DALLAS - Supporters of a $42 billion transportation plan said yesterday they plan to sue Arizona Secretary of State Jan Brewer for invalidating the petition to place the proposal on the November ballot.

Proposition 203, known as Transportation and Infrastructure Moving AZ's Economy, or TIME, would have provided $42 billion of sales-tax backed bonds for road and light-rail construction in the state over 30 years. Supporters included home builders, contractors, Gov. Janet Napolitano,and others who saw the proposed constitutional amendment as an economic stimulus measure that would fund projects to unsnarl the state's growing traffic.

Proponents for the TIME initiative turned in 260,698 petition signatures, of which 122,247 were deemed invalid after the verification and processing of petitions by the Secretary of State's office and county recorders, Brewer said.

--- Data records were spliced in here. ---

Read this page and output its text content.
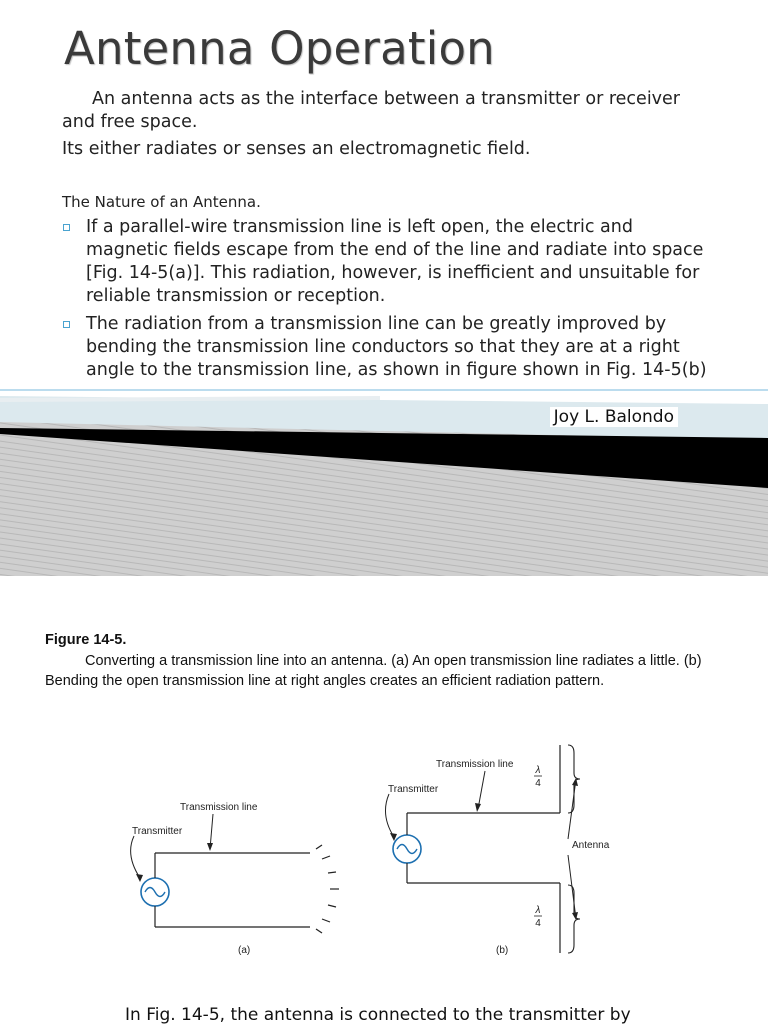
Antenna Operation

An antenna acts as the interface between a transmitter or receiver and free space.

Its either radiates or senses an electromagnetic field.

The Nature of an Antenna.
If a parallel-wire transmission line is left open, the electric and magnetic fields escape from the end of the line and radiate into space [Fig. 14-5(a)]. This radiation, however, is inefficient and unsuitable for reliable transmission or reception.
The radiation from a transmission line can be greatly improved by bending the transmission line conductors so that they are at a right angle to the transmission line, as shown in figure shown in Fig. 14-5(b)
Joy L. Balondo
Figure 14-5.
Converting a transmission line into an antenna. (a) An open transmission line radiates a little. (b) Bending the open transmission line at right angles creates an efficient radiation pattern.
Transmission line
Transmitter
(a)
λ
4
λ
4
Transmission line
Transmitter
Antenna
(b)
In Fig. 14-5, the antenna is connected to the transmitter by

Brewer disqualified 21,824 signatures on July 24. After further examination through random sampling, another 100,423 signatures were tossed out, Brewer said. The final total of 138,451 valid signatures failed to meet the 153,365 threshold for a statutory amendment.

"I am very surprised that a ballot measure ended up with over 42% of its signatures being invalid," Brewer said. "That is among the largest overall invalid rates that I can recall ever seeing from a citizens initiative drive."

Arizona attorney Charles Blanchard said TIME coalition supporters plan to challenge Brewer's ruling in court and could file suit as early as today. Supporters have found about 10,000 disqualified signatures that they consider valid. Some, for example, were removed because the name of the county was not written on the petition.

Maricopa County failed to count the signatures of some people who have moved but were registered to vote at another address, Blanchard said. In court, Blanchard said, supporters must show only that the sampling process was flawed enough to bring the valid signatures up more than 15,000.

"The standard for petitions in Arizona is substantial compliance," Blanchard said. "As long as the problem doesn't cause you to doubt the validity of the signature, it can be deemed valid."

In court, Blanchard said he simply has to show that 300 of the signatures disqualified in Maricopa County are valid or that 12,000 dismissed by the Secretary of State's office are valid.

Blanchard said he considers the odds of making the November ballot "pretty good, based on the number of signatures needed to get on the ballot."

Failure to make the ballot could have big implications for Arizona's light-rail plans, as well as for roadways. Maricopa County, which includes Phoenix, was slated to receive $600 million for light rail.

Meanwhile, six other ballot measures have been qualified to be on the November ballot. Two measures, including Proposition 203, have been disqualified. Three other initiatives are still being verified by the county recorders.